Second, they added an upgrade gate to ct so CI installs the chart, then upgrades over it before tearing down:

# ct.yaml
upgrade: true

ct install --upgrade deploys the chart’s previous released version first, then upgrades to the PR’s version, catching exactly the immutable-field class of break that a from-scratch install hides. The lesson: green local renders prove a chart installs; only an upgrade-over-previous test proves it upgrades.

Verify

Run these against a chart before you trust it:

# 1. Schema + lint pass cleanly, strictly
helm lint ./myapp --strict

# 2. Templates render with defaults AND with a real prod values file
helm template myapp ./myapp -f prod-values.yaml > /tmp/rendered.yaml
test -s /tmp/rendered.yaml && echo "rendered OK"

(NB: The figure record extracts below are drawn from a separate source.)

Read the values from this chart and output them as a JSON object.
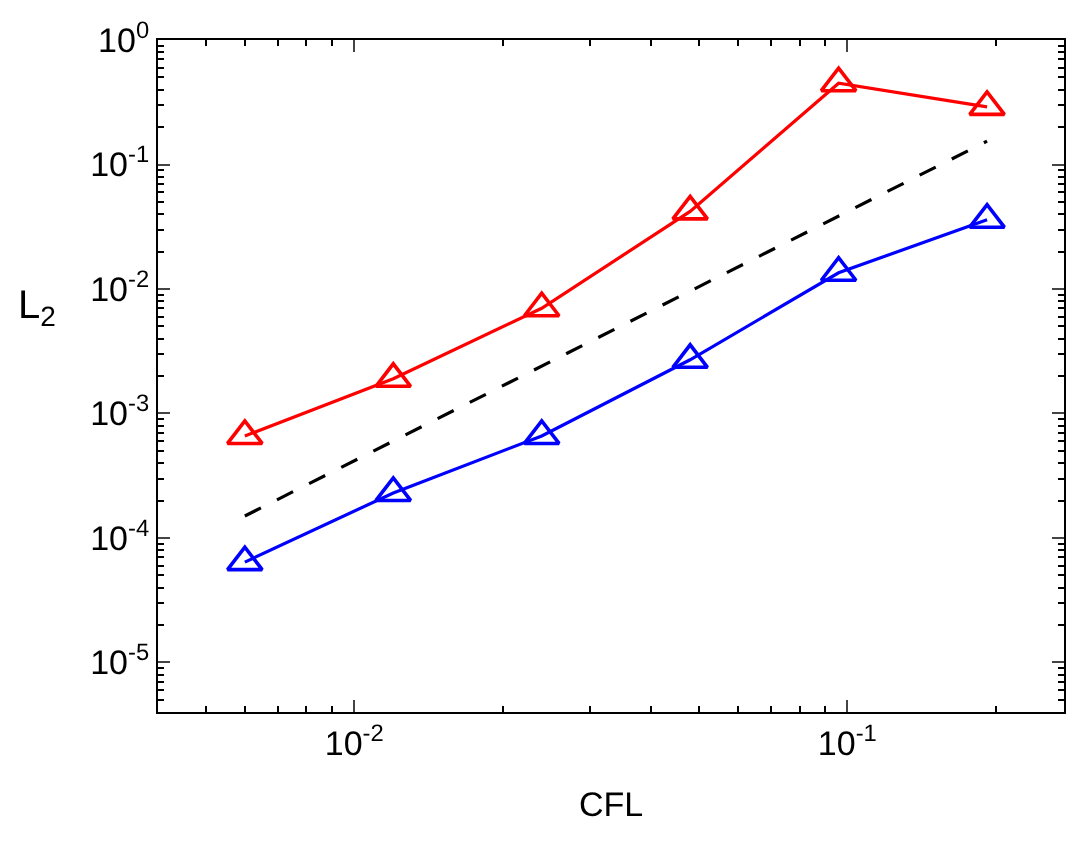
{
  "chart_data": {
    "type": "line",
    "xlabel": "CFL",
    "ylabel": "L$_{2}$",
    "log": "xy",
    "marker": "triangle",
    "x": [
      0.006,
      0.012,
      0.024,
      0.048,
      0.096,
      0.192
    ],
    "series": [
      {
        "color": "#ff0000",
        "values": [
          0.00066,
          0.0019,
          0.007,
          0.042,
          0.45,
          0.29
        ]
      },
      {
        "color": "#0000ff",
        "values": [
          6.4e-05,
          0.00023,
          0.00066,
          0.0027,
          0.0135,
          0.036
        ]
      },
      {
        "color": "#000000",
        "x": [
          0.006,
          0.192
        ],
        "values": [
          0.00015,
          0.154
        ],
        "marker": "none",
        "line_style": "dashed"
      }
    ],
    "xlim": [
      0.004,
      0.275
    ],
    "ylim": [
      4e-06,
      1
    ],
    "xticks": [
      {
        "value": 0.01,
        "label": "10$^{-2}$"
      },
      {
        "value": 0.1,
        "label": "10$^{-1}$"
      }
    ],
    "yticks": [
      {
        "value": 1e-05,
        "label": "10$^{-5}$"
      },
      {
        "value": 0.0001,
        "label": "10$^{-4}$"
      },
      {
        "value": 0.001,
        "label": "10$^{-3}$"
      },
      {
        "value": 0.01,
        "label": "10$^{-2}$"
      },
      {
        "value": 0.1,
        "label": "10$^{-1}$"
      },
      {
        "value": 1,
        "label": "10$^{0}$"
      }
    ]
  }
}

# 3. Bad input is rejected by the schema (expect a non-zero exit)
helm template myapp ./myapp --set replicaCount=0 ; echo "exit=$?"

# 4. Unit snapshots pass
helm unittest ./myapp

# 5. The rendered output is valid against the live API (dry run)
helm install myapp ./myapp --dry-run=server -f prod-values.yaml

--dry-run=server is meaningfully stronger than the default client dry run: it sends the manifests to the API server for validation (including admission), catching errors a purely local render misses.

Checklist

• Every value read by a template is present and documented in values.yaml
• values.schema.json covers required keys, types, and enums
• Name and label helpers live in _helpers.tpl and trunc to 63 chars
• Cross-field rules enforced with required / fail, not left to the schema
• Chart.lock is committed and dependencies use pinned versions
• helm lint --strict and helm unittest run on every PR
• ct install deploys each changed chart into a kind cluster in CI
• Charts are signed (PGP provenance and/or cosign) before push to OCI
• Production upgrades use helm diff then --atomic --timeout
• CRD updates are applied deliberately, never assumed from crds/

Pitfalls

• Treating global as a convenience. Every global is an implicit contract with every subchart; add them sparingly and document them.
• Forgetting hooks are untracked. Without a hook-delete-policy you accumulate orphaned Jobs; without --atomic a failed hook leaves the release inconsistent.
• Assuming crds/ upgrades CRDs. It does not. Plan CRD versioning as a first-class, manual operation.
• additionalProperties: false everywhere. Strictness is great at leaves you own and painful on blocks meant to pass through to a subchart — apply it with intent.
• Skipping the server dry run. A chart that renders locally can still be rejected by admission controllers; --dry-run=server is your last cheap gate before a real install.

Next step: pull your label, selector, and image helpers into a type: library chart, version it, and publish it to your OCI registry. Once every service chart depends on the same library, fixing a labeling bug is one release instead of twenty pull requests.